Back when we were just friends, we used to go mountain biking in Huckabee State Park, or hiking by the old bridge over Coal Creek. But after Mom was gone, none of it seemed the same to me. Instead of adventures, I’d just see the five most common mountain-bike injuries, or how if we got cut by the bridge metal, a tetanus shot is only 95 percent effective at protection against something like diphtheria.
Why seek out the chance for something to go terribly wrong when life was always threatening to do that without your help?
Eventually, he just stopped asking. I didn’t realize he’d felt boxed in with me until that fight. I realized then some part of him was bummed I wasn’t as adventurous as I used to be. That he was still hoping to get the daredevil Emily he had a crush on in middle school to reappear.
He was just too nice to outright say it. And I was too cowardly to bring it up again. So maybe if I did this… I could get a piece of that back. Maybe that’s what’s been so off between us.
I slowly put the photos away, watching Blake put together her easel, her dark eyebrows knit together in concentration as she works.
I wonder what someone like Blake is afraid of.
I wonder if she’d think less of me if she knew I was afraid of mostly everything now, the statistics and the unexpected worst-case scenarios.
I wonder if my mom would think less of me if she knew I was afraid of mostly everything.
I jump when there’s a knock on the door. Johnny’s and my dad’s heads pop inside, appearing stacked on top of each other.
“Em, we gotta head on down the road,” my dad says. “I’ve got work in the morning.”
I tap my phone to see it’s already almost ten. Wow, the hours with Blake completely flew by. That’s a good feeling in a summer I’ve pretty much watched the seconds tick away in.
“Thanks for the help,” Blake says when they’ve left the two of us to break down the now empty boxes. “I’m sure it wasn’t exactly the most entertaining night.”
I shrug as we shuffle off down the hall, each carrying an armful. “Honestly, it was the most enjoyable night I’ve had in a while.”
We drop them off in the living room, all the boxes now reduced to a flattened pile of car
dboard.
As we say our goodbyes, my dad jingles his car keys in his pocket, a contented look on his face I haven’t seen in years. As we head for the door, Winston’s tail droops to half-mast, his brown eyes fixed on me mournfully.
Blake pats him on the head, right between his big, doofy ears. “She’s coming back, man. Don’t worry.”
He wags his tail slightly at her words, comforted by her hand on his head. Something about what she says comforts me, too. The fact that I’ll be back here, Blake’s friendship not ruined by Matt and the Huckabee Pool.
At least not yet.
“See you,” I say, more to Blake than Winston, although he wiggles a bit at my words.
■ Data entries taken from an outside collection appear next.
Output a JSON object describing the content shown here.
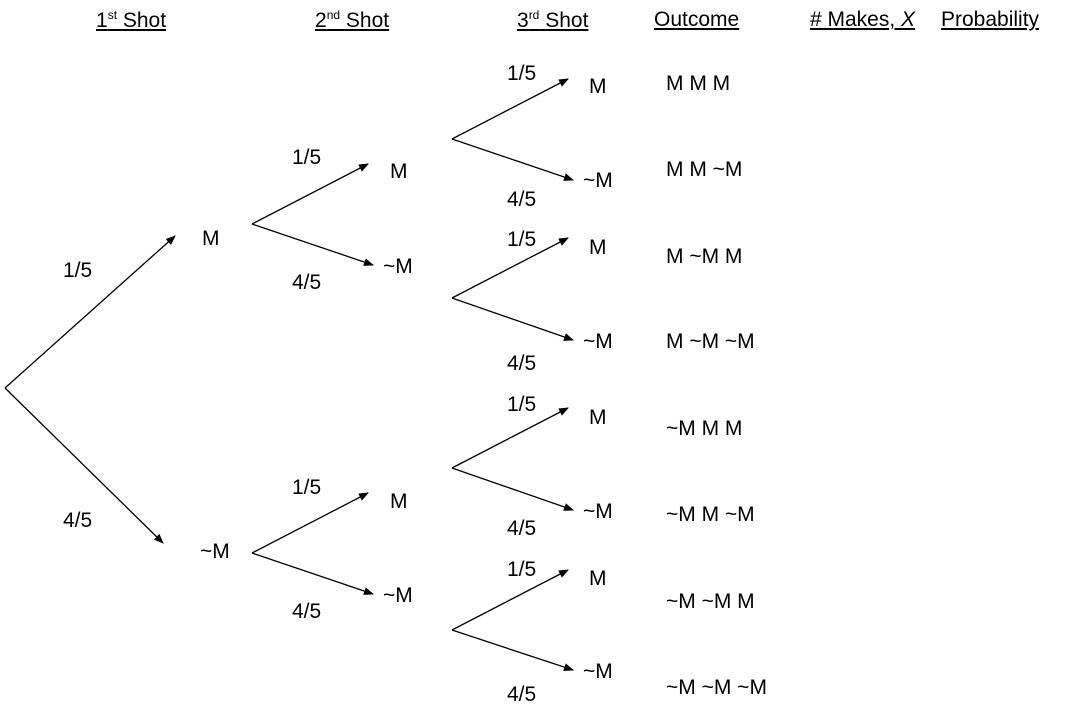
{
  "headers": {
    "shot1": {
      "number": "1",
      "suffix": "st",
      "word": "Shot"
    },
    "shot2": {
      "number": "2",
      "suffix": "nd",
      "word": "Shot"
    },
    "shot3": {
      "number": "3",
      "suffix": "rd",
      "word": "Shot"
    },
    "outcome": "Outcome",
    "makes_prefix": "# Makes, ",
    "makes_var": "X",
    "probability": "Probability"
  },
  "labels": {
    "make": "M",
    "miss": "~M",
    "p_make": "1/5",
    "p_miss": "4/5"
  },
  "outcomes": [
    "M M M",
    "M M ~M",
    "M ~M M",
    "M ~M ~M",
    "~M M M",
    "~M M ~M",
    "~M ~M M",
    "~M ~M ~M"
  ]
}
“Medium cliff, Em,” she says, rehashing the terms of our cliff-jumping agreement. “Or else it doesn’t count. We can’t half-ass any of these.”
I think of how I felt putting that first check mark down at Hank’s. The rush it gave me. But it also kind of felt like a consolation prize.
I want this one to feel bigger. More earned.
“Might as well find the biggest cliff in Huckabee,” I say, and her face lights up mischievously. I’m completely going to regret that, but I can’t deny the fact that our small, shared adventure sends a little thrill through my spine, carrying me all the way out to my dad’s pickup truck and down the long driveway.
The ride home is dark, the sides of the road illuminated only by lightning bugs, but for once, the shadows beyond the trees feel a little less scary.
11
I usually don’t work on Sundays, but when I heard Nina needed apples from Snyder’s Orchard for the first batch of apple tarts this season, I jumped at the opportunity to check another item off the list. Especially one that doesn’t involve jumping off a cliff.
Although… this one isn’t exactly going to be easy.
“I never knew why we didn’t come apple picking when I was a kid, but I guess now I know,” I tell Blake as we each grab an empty brown basket before strolling through the grass to the orchard, the afternoon sun beating down on us. “Take it in, Blake. We’re about to get banned.”